Leo Küpper — Electro-Acoustic
(Pogus Productions 21009, 1997, CD)
by Mike Ezzo, Published 1999-01-01You have to admit, with a title as academic sounding as this, one would not be unjustified in expecting a musical experience on the equivalent stimulation level of a botany lecture. That "new music" mindset that associates gain with pain. Whether or not Leo Kupper is a major subscriber to that theory is still up in the air; this baffling CD actually presents material to both support and refute the idea. Refutation clearly comes in the form of the first three compositions, dominated by the santur - a kind of hammer dulcimer used in North Indian music.

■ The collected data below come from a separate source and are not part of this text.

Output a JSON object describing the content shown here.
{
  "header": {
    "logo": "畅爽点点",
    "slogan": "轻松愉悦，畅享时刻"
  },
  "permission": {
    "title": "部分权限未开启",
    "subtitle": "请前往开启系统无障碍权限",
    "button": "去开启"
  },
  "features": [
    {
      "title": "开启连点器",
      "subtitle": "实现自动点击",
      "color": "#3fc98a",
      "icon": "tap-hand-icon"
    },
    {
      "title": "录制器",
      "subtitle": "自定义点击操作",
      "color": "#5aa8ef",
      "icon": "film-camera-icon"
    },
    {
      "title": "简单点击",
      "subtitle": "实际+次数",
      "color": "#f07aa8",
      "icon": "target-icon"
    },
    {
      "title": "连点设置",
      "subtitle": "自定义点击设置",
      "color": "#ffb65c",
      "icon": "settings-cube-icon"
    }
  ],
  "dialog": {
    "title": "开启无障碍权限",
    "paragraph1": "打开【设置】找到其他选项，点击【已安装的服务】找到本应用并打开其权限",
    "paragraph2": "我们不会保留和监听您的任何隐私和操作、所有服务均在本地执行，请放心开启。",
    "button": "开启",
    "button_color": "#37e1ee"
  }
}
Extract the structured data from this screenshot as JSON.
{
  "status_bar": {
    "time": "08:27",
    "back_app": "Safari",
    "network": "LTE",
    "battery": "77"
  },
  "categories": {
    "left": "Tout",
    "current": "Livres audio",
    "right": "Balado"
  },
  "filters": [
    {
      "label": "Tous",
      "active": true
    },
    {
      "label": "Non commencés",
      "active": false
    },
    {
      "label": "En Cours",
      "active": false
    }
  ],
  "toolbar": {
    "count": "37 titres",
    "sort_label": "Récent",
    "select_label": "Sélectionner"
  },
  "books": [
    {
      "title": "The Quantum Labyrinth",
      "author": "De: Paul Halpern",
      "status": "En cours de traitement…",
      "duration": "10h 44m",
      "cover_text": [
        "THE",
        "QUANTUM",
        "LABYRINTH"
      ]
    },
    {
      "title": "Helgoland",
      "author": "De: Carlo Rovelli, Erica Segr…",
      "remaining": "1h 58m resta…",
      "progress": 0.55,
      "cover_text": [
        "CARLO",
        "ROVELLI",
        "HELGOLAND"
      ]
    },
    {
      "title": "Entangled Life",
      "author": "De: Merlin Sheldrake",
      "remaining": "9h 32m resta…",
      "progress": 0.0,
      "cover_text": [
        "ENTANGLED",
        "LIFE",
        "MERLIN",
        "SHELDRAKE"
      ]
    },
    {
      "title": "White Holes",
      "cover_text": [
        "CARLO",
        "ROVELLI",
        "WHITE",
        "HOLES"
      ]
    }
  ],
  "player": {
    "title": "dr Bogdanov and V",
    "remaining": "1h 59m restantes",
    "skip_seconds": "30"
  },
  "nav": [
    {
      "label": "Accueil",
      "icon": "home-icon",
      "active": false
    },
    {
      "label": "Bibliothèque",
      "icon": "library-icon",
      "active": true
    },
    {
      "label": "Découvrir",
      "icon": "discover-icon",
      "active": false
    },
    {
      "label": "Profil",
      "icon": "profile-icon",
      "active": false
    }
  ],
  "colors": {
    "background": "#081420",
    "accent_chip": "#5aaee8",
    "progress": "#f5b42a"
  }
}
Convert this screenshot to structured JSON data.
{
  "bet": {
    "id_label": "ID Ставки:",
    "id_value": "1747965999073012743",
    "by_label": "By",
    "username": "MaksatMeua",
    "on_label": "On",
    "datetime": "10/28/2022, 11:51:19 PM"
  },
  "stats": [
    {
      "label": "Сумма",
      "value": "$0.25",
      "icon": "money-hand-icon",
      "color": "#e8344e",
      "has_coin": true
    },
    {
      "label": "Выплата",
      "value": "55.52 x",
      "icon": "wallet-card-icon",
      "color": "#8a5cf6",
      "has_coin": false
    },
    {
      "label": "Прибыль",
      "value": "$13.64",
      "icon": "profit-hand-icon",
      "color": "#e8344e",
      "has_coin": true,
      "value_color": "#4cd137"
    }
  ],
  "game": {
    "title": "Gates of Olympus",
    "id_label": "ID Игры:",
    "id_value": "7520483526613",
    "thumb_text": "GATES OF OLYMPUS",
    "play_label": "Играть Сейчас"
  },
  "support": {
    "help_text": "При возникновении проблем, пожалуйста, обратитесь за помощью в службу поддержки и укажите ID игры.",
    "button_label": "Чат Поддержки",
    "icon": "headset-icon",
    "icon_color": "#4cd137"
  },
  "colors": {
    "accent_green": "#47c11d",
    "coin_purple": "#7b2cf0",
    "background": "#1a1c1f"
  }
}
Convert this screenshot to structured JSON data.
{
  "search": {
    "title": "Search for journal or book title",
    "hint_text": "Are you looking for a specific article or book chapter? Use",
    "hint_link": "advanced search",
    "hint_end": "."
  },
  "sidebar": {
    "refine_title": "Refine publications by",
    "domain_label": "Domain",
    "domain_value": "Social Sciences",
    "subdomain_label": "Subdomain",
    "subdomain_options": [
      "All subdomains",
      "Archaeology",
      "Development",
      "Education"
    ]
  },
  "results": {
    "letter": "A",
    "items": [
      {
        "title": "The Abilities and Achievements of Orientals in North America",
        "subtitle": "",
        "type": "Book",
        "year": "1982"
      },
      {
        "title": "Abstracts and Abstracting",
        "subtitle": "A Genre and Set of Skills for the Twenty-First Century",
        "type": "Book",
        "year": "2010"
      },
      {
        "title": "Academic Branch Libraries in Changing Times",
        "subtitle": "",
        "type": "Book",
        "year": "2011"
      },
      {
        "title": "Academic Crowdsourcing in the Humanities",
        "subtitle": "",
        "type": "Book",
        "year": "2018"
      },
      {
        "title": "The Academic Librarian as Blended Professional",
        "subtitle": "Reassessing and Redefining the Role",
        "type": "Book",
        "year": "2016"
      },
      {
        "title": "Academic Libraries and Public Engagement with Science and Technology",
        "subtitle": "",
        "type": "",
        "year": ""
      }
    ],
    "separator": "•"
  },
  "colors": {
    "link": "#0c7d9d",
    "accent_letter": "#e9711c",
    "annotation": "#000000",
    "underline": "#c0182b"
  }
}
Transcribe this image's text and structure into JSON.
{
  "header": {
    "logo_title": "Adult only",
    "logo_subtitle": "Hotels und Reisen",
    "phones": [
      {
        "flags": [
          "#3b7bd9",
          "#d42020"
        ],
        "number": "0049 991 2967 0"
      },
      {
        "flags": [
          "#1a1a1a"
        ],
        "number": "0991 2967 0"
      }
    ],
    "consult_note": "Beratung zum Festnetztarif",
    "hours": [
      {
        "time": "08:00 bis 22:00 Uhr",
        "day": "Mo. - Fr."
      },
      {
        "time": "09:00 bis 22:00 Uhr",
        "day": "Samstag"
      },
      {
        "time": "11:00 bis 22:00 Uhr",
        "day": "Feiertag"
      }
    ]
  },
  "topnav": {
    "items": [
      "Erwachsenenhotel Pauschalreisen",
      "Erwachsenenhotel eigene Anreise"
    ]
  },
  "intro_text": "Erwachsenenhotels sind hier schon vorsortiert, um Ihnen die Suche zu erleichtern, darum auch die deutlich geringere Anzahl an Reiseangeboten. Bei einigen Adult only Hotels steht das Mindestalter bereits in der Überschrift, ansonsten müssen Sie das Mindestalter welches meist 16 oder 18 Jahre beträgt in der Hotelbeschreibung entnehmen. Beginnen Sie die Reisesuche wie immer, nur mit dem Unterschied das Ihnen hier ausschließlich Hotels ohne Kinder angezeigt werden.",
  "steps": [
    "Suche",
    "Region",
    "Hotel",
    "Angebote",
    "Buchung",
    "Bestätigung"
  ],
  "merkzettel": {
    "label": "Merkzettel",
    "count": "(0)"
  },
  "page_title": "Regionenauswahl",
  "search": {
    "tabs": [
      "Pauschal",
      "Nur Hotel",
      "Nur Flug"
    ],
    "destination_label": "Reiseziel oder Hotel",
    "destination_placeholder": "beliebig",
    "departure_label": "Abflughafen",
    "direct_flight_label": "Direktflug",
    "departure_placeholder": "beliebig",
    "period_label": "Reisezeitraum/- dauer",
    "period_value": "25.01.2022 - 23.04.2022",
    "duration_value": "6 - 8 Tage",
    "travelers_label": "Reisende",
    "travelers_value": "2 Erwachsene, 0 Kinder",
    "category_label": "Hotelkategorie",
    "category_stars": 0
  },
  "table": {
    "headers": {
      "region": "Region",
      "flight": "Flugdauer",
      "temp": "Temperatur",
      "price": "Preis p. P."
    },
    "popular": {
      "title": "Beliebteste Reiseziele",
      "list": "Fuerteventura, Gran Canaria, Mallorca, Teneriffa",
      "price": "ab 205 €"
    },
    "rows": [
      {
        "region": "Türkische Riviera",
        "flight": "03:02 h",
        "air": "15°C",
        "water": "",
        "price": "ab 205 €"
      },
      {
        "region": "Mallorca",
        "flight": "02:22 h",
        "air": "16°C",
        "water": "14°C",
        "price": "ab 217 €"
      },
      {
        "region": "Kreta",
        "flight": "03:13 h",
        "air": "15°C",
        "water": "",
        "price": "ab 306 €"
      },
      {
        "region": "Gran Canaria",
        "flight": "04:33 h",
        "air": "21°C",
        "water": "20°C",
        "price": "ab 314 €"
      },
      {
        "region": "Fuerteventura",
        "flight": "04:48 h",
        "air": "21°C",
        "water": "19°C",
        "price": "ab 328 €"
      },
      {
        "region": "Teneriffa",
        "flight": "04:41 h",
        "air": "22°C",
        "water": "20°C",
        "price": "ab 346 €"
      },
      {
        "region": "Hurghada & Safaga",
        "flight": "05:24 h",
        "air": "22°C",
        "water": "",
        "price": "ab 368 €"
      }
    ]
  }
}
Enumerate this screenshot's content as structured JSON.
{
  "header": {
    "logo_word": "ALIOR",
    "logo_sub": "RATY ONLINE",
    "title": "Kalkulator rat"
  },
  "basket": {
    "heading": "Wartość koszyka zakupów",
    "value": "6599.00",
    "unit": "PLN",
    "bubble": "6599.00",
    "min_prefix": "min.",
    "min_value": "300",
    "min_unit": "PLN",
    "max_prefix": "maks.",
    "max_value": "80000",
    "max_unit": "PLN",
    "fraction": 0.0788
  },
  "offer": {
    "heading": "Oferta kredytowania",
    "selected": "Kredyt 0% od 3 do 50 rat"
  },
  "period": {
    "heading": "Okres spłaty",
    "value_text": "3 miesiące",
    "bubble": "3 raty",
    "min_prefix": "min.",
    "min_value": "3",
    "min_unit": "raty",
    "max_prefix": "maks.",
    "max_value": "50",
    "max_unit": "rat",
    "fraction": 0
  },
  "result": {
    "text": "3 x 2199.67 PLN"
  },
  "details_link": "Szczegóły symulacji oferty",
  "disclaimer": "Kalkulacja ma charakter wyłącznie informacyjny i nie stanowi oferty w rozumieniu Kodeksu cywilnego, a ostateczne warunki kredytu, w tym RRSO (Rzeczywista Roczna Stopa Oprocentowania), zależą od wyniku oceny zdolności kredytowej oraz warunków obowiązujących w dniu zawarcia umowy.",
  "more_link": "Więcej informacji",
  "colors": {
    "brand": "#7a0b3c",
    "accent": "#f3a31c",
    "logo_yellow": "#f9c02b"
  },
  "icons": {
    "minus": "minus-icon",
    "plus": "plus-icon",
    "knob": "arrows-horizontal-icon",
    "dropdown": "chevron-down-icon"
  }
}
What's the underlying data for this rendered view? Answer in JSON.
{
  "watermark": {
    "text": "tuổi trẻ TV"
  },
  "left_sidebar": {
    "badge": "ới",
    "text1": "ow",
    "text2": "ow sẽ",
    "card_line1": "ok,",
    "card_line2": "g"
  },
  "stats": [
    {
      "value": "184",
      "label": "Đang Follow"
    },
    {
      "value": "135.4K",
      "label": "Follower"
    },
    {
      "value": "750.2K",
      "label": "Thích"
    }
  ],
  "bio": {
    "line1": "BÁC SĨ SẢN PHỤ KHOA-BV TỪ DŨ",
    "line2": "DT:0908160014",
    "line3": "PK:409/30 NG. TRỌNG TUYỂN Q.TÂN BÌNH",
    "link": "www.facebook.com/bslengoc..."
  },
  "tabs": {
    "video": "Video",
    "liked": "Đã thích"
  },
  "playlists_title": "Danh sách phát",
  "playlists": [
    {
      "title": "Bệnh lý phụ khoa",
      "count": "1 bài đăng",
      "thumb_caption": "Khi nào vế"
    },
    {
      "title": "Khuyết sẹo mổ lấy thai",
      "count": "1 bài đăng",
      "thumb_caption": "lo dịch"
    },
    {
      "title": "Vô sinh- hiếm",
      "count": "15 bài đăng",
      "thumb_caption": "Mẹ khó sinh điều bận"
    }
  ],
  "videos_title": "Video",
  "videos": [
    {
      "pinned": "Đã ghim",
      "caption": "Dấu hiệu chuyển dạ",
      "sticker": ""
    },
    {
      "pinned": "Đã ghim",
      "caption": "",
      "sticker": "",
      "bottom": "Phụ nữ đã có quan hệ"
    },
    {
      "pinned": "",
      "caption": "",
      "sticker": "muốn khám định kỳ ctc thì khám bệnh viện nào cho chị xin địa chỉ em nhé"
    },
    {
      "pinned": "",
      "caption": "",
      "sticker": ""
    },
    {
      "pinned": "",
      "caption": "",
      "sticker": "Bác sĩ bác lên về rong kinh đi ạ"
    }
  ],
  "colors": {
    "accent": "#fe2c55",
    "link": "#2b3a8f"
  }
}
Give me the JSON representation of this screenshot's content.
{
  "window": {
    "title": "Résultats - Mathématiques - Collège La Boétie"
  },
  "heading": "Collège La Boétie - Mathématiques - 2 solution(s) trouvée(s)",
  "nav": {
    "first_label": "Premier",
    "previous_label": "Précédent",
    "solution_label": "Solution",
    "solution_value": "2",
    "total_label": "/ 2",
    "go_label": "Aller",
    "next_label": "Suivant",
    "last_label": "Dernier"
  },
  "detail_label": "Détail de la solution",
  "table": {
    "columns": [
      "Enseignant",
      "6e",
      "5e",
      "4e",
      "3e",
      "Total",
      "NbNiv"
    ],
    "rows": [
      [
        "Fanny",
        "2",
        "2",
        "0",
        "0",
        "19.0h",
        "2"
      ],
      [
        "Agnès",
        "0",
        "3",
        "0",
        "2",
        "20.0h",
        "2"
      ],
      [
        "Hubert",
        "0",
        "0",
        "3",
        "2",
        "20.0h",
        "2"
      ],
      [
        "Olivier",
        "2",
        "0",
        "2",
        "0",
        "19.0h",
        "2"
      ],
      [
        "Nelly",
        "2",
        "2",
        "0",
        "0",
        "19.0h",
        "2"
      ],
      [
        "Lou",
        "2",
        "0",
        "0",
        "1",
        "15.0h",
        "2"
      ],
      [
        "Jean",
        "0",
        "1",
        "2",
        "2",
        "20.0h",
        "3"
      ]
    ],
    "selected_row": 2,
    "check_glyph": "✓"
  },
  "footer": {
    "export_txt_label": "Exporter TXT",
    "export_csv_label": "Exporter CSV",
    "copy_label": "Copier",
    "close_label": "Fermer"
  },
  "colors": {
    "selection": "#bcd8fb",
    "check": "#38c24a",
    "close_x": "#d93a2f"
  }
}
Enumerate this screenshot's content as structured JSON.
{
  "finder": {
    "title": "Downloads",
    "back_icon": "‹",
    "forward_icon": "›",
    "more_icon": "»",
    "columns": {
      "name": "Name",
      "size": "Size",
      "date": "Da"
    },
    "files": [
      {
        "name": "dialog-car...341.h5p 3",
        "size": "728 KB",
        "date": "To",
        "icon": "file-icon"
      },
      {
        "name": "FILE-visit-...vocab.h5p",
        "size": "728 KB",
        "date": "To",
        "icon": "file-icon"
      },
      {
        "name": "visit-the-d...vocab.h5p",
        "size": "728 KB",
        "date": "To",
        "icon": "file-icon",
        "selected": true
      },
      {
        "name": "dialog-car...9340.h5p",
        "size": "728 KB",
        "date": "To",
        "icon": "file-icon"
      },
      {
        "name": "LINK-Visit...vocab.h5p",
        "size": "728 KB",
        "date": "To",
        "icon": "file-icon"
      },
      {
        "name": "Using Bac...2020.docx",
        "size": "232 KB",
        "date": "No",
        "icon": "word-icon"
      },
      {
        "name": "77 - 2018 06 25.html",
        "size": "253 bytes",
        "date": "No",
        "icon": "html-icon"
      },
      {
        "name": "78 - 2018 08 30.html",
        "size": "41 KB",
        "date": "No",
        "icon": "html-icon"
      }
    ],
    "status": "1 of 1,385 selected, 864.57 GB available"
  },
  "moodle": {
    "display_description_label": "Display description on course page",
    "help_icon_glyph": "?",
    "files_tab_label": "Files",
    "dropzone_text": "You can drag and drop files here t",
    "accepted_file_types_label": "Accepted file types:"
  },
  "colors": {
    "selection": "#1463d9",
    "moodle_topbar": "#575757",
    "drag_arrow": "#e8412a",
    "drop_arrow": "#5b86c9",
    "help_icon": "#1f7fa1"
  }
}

Before we go further however, it must be noted that Kupper has sequenced the work into three sets of material. Well, this trio of santur pieces towers over everything that follows. The tonal and textural qualities of the instrument are such that abuse is near impossible. Smooth, soothing, and easy to imbibe, these aural massages revel in a mood liberated utterly from the restraint of "systems" and other such constraining devices. So far so good I say; we trundle on. Group two is scored for prepared guitar, accompanied by fluttering electronic effects and voices. Nice, but clearly a turn away from what was an even more promising direction. And unfortunately thereafter we drop further. Two marathoners clocking in at a combined forty-five minutes finish things off. A droning, spacious backdrop, and intermittent electro effects, provide bedding for what I can only describe as bits of vocal exercises, on the first. The second deals mainly with experiments in spoken voice overlay and juxtaposition. Not my cup of tea. But what frustrates is that the best material comprises merely thirteen minutes of the overall length. The guitar works add an additional twelve. But as for the rest, well let's just say it contributes the negative element to quite an unholy mixture.